Ce principe général a été instauré en 1982 avec l'instauration du suffrage universel direct pour les élections des conseillers des Français établis hors de France.
Il n'a pas de fondement en droit international. La lecture des débats lors de l'examen de la loi du 7 juin 1982 au Parlement confirme qu'il s'agit bien d'une sorte de compromis, instauré pour rassurer le monde diplomatique d'une part, et les autorités politiques françaises d'autre part.
En effet, il n'était pas envisageable pour le Quai d'Orsay que des élections locales puissent avoir une résonnance au-delà des communautés françaises. L'unité de l'image de la France ou la crainte que des propos trop polémiques n'entachent les relations diplomatiques avec le pays de résidence, ont conduit à interdire toute parole publique lors des élections françaises à l'étranger.
D'autre part, les autorités françaises ne voulaient pas que l'application d'un principe de réciprocité autorise les communautés étrangères en France à organiser des scrutins étrangers sur le territoire national.
Or, on sait que les média français se font régulièrement l'écho d'élections organisées en France pour des ressortissants étrangers (italiens et algériens par exemple) - bien plus que pour les élections françaises à l'étranger d'ailleurs. Cela ne crée pas de problème.
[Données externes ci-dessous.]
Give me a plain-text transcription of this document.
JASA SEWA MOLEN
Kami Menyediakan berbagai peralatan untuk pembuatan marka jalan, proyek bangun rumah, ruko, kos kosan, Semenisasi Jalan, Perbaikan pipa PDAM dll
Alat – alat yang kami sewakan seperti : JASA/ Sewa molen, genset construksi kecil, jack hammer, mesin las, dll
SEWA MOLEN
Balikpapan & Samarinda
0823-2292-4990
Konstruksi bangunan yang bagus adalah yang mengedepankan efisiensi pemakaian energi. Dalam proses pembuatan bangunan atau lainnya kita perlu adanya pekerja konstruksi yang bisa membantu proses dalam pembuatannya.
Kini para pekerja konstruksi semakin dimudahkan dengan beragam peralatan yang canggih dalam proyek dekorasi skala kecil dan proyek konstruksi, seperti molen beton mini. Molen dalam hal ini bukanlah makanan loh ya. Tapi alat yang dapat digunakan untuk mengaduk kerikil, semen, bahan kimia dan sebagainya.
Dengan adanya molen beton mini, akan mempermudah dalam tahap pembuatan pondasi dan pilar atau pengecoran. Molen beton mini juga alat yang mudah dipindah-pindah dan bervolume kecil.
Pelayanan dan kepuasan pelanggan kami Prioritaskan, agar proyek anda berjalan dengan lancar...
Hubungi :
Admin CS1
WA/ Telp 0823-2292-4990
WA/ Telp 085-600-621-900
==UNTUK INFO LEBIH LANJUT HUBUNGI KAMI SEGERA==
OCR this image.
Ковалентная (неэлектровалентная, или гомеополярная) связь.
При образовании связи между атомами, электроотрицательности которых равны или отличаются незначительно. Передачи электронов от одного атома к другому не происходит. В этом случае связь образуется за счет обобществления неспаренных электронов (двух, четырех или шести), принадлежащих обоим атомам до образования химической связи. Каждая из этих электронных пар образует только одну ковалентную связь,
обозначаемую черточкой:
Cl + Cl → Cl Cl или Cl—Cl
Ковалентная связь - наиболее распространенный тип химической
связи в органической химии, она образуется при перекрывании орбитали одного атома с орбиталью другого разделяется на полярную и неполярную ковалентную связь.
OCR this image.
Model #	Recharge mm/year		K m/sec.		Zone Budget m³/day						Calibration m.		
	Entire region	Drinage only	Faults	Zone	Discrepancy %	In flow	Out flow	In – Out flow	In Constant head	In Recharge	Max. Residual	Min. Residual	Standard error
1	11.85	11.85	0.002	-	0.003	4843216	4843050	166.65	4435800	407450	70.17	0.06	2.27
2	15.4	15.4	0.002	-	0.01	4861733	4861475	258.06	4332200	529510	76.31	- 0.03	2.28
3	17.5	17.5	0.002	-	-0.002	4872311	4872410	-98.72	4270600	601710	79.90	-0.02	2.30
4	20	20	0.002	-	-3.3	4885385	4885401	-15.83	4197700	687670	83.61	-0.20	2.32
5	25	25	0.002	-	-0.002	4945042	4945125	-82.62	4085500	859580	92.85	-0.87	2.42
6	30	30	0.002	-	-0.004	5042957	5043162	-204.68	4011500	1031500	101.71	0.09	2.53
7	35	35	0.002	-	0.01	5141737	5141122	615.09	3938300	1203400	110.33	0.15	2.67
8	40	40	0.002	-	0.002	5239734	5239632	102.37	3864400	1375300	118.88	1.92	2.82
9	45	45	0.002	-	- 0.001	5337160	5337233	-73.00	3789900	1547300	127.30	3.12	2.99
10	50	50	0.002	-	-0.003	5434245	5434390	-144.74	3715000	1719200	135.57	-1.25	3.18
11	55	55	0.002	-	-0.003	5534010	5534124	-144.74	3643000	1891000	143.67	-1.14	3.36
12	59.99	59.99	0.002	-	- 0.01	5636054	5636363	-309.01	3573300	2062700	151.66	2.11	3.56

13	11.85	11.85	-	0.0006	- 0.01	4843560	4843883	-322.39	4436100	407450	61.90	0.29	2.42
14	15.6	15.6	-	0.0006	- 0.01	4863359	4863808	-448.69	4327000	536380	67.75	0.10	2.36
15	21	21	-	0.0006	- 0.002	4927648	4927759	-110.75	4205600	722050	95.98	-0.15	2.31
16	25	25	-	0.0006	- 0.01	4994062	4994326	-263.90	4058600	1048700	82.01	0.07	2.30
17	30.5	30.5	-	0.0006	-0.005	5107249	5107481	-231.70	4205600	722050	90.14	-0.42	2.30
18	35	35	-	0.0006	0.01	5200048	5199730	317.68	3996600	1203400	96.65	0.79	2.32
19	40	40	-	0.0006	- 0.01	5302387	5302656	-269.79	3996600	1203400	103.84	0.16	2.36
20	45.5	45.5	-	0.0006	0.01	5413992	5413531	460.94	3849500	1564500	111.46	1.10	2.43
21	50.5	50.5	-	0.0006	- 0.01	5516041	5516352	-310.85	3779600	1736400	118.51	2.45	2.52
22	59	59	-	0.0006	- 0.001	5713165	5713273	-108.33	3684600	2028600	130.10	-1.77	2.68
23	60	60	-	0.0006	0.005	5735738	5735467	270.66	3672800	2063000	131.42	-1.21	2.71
On sait également que ce principe n'est plus également respecté. Ainsi, certains se souviennent des discours prononcés en territoire étranger par des candidats à l'élection présidentielle. Il faut également savoir que le Conseil d'État n'a annulé que deux scrutins à l'étranger en raison d'une violation de l'interdiction de propagande, alors que c'est le moyen invoqué le plus fréquemment pour demander l'annulation d'un scrutin. Si la valeur d'une règle s'évalue en fonction de la sanction de sa violation, le principe d'interdiction n'est plus qu'indicatif...
Enfin, il faut encore noter que ce principe d'interdiction n'a plus rien de général. C'est devenu l'exception en matière électorale.
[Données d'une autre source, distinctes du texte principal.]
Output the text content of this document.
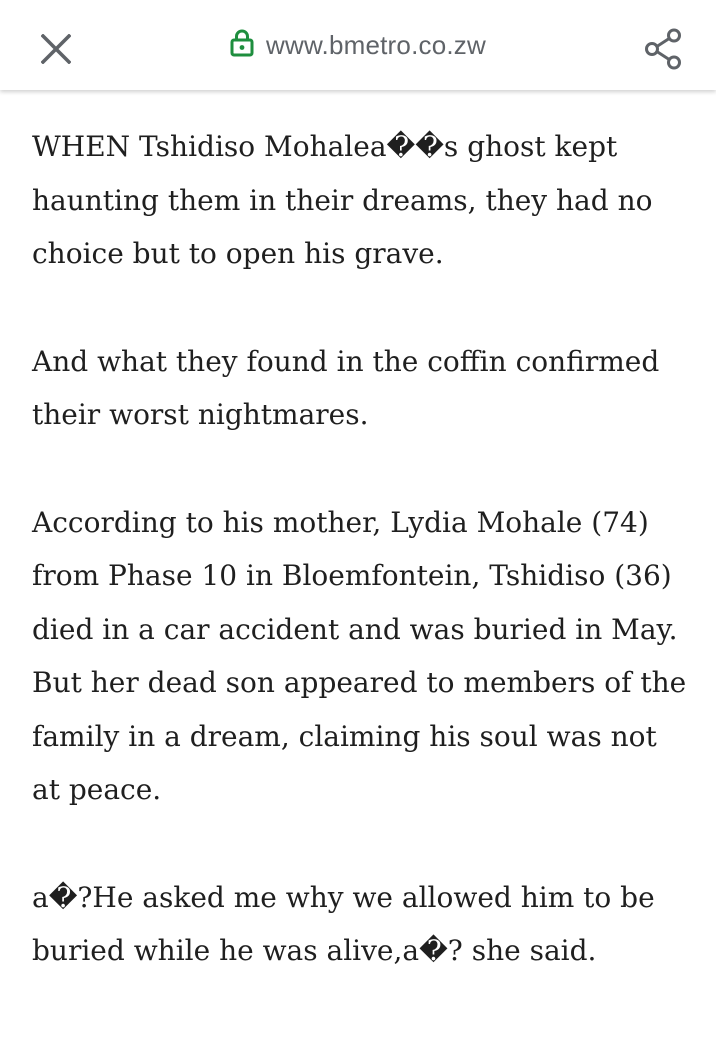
www.bmetro.co.zw

WHEN Tshidiso Mohalea��s ghost kept haunting them in their dreams, they had no choice but to open his grave.

And what they found in the coffin confirmed their worst nightmares.

According to his mother, Lydia Mohale (74) from Phase 10 in Bloemfontein, Tshidiso (36) died in a car accident and was buried in May. But her dead son appeared to members of the family in a dream, claiming his soul was not at peace.

a�?He asked me why we allowed him to be buried while he was alive,a�? she said.
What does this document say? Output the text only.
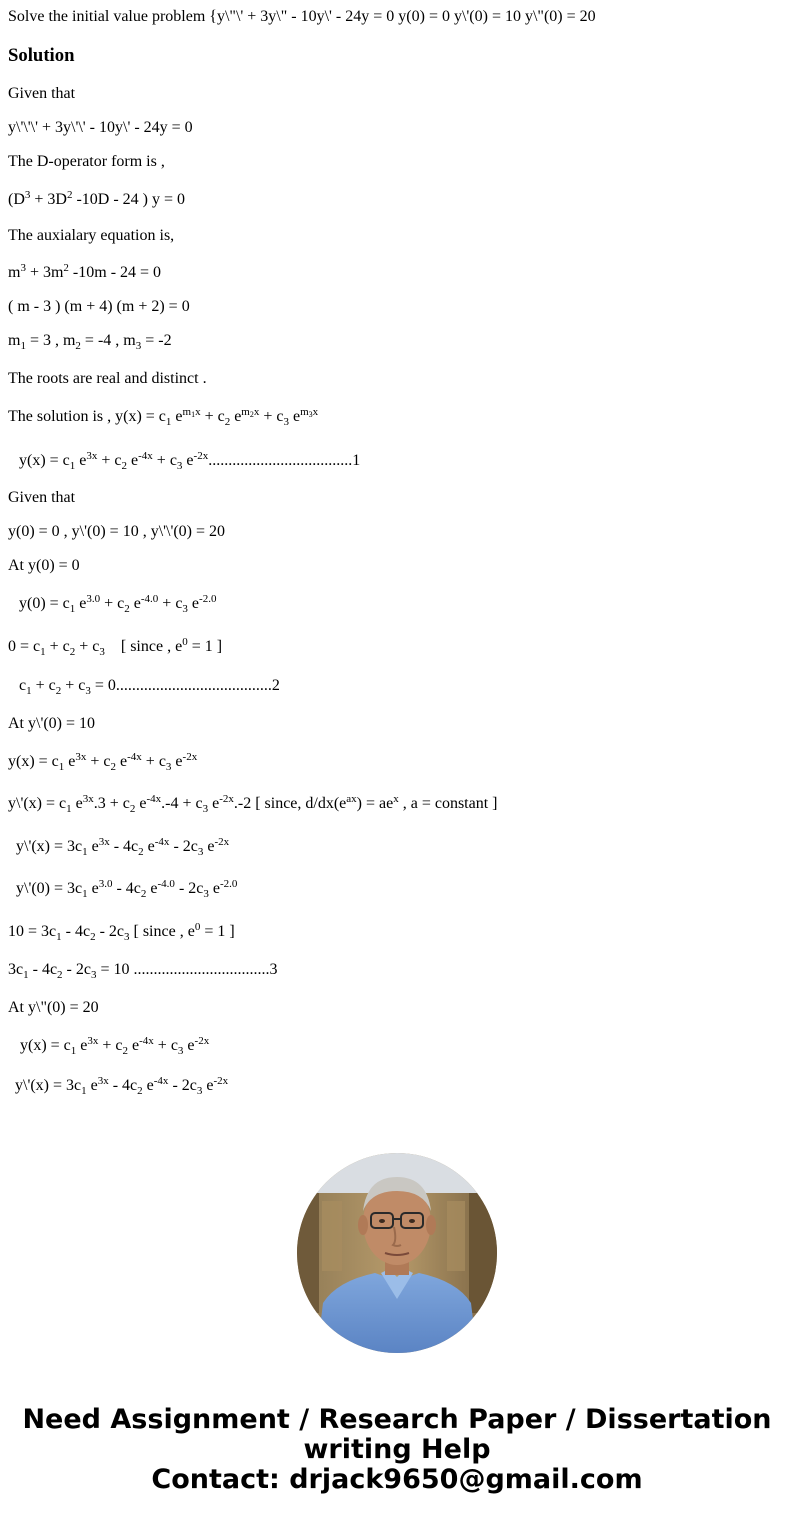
Solve the initial value problem {y\"\' + 3y\" - 10y\' - 24y = 0 y(0) = 0 y\'(0) = 10 y\"(0) = 20

Solution

Given that

y\'\'\' + 3y\'\' - 10y\' - 24y = 0

The D-operator form is ,

($D^3 + 3D^2$ -10D - 24 ) y = 0

The auxialary equation is,

$m^3 + 3m^2$ -10m - 24 = 0

( m - 3 ) (m + 4) (m + 2) = 0

$m_1 = 3$ , $m_2 = -4$ , $m_3 = -2$

The roots are real and distinct .

The solution is , $y(x) = c_1$ $e^{m1x} + c_2$ $e^{m2x} + c_3$ $e^{m3x}$

$y(x) = c_1$ $e^{3x} + c_2$ $e^{-4x} + c_3$ $e^{-2x}....................................1$

Given that

y(0) = 0 , y\'(0) = 10 , y\'\'(0) = 20

At y(0) = 0

$y(0) = c_1$ $e^{3.0} + c_2$ $e^{-4.0} + c_3$ $e^{-2.0}$

$0 = c_1 + c_2 + c_3$    [ since , $e^0 = 1$ ]

$c_1 + c_2 + c_3 = 0.......................................2$

At y\'(0) = 10

$y(x) = c_1$ $e^{3x} + c_2$ $e^{-4x} + c_3$ $e^{-2x}$

y\'(x) = $c_1$ $e^{3x}.3 + c_2$ $e^{-4x}.-4 + c_3$ $e^{-2x}.-2$ [ since, $d/dx(e^{ax}) = ae^x$ , a = constant ]

y\'(x) = $3c_1$ $e^{3x} - 4c_2$ $e^{-4x} - 2c_3$ $e^{-2x}$

y\'(0) = $3c_1$ $e^{3.0} - 4c_2$ $e^{-4.0} - 2c_3$ $e^{-2.0}$

$10 = 3c_1 - 4c_2 - 2c_3$ [ since , $e^0 = 1$ ]

$3c_1 - 4c_2 - 2c_3 = 10$ ..................................3

At y\"(0) = 20

$y(x) = c_1$ $e^{3x} + c_2$ $e^{-4x} + c_3$ $e^{-2x}$

y\'(x) = $3c_1$ $e^{3x} - 4c_2$ $e^{-4x} - 2c_3$ $e^{-2x}$

Need Assignment / Research Paper / Dissertation
writing Help
Contact: drjack9650@gmail.com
Ainsi, s'agissant des élections à l'Assemblée des Français de l'étranger, il ne s'applique plus que pour les élections organisées hors de l'Union européenne. En effet, le droit européen résultant des traités sur la Communauté européenne et sur l'Union européenne consacre la liberté d'expression politique dans les États de l'Union. Cette liberté d'expression a également été consacrée par la jurisprudence de la Cour européenne des droits de l'homme, avec l'arrêt Piermont contre la France, du 20 mars 1995. La loi n° 2005-822 du 20 juillet 2005 en a tiré les conséquences et modifié l'article 5 de la loi n° 82-471 du 7 juin 1982 relative à l'Assemblée des français de l'étranger.
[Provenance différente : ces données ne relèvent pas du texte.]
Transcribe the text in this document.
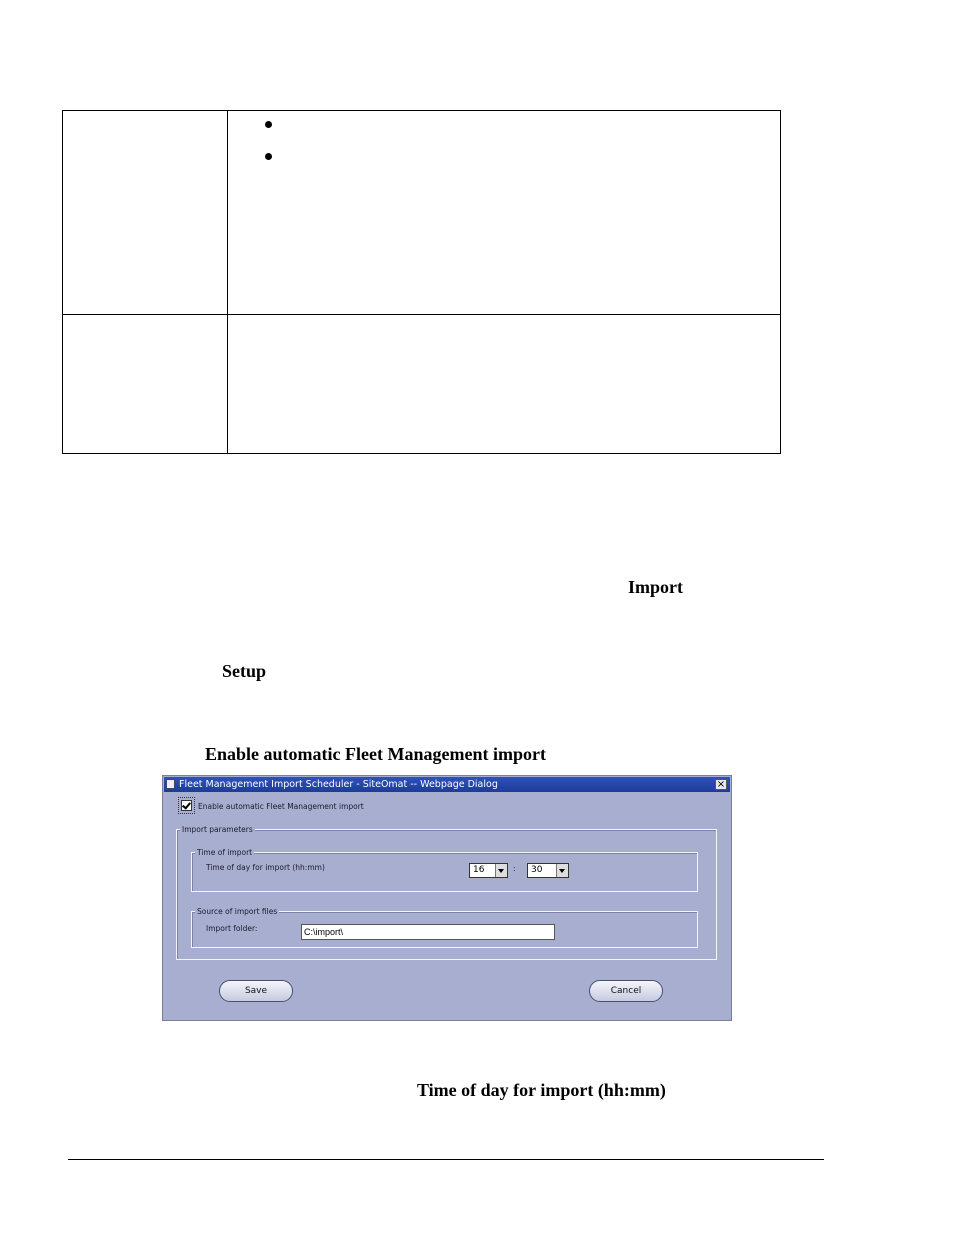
Import
Setup
Enable automatic Fleet Management import
Fleet Management Import Scheduler - SiteOmat -- Webpage Dialog	×
Enable automatic Fleet Management import
Import parameters
Time of import
Time of day for import (hh:mm)	16	:	30
Source of import files
Import folder:
C:\import\
Save	Cancel
Time of day for import (hh:mm)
Cette limitation du droit d'expression politique de 79 élus des zones Afrique et Amérique pourrait soulever quelques questions sur le plan juridique : ces élections sont un droit politique français, organisé et protégé par le droit français, lequel est soumis au droit européen. On peut donc se demander si des élections françaises, même si elles sont organisées en dehors de l'UE, peuvent ne pas respecter la liberté d'expression politique garantie par la Convention européenne des Droits de l'Homme, lesquels doivent être offerts à tous les ressortissants français, sans considération de leur lieu de résidence. La question de la constitutionnalité, ou du moins de la conventionalité, de cette disposition parait pour le moins se poser.
Le fait qu'un État étranger puisse éventuellement refuser cette liberté d'expression à nos ressortissants ne devrait pas avoir pour conséquence que toute propagande soit interdite, par la France, et a priori. La propagande devrait être autorisée par principe, sauf si ce droit est en conflit avec celui du pays de résidence.
S'agissant des prochaines élections législatives, l'article L. 330-6 du code électoral ne reprend pas l'interdiction de la propagande de la loi de 1982 pour les conseillers à l'AFE. Il n'est naturellement pas envisageable que des députés ne puissent pas faire campagne, ni même qu'ils soient élus avec les taux de participation très bas observés pour les élections à l'AFE.
Le Gouvernement a donc choisi d'autoriser la propagande à l'étranger pour les élections législatives.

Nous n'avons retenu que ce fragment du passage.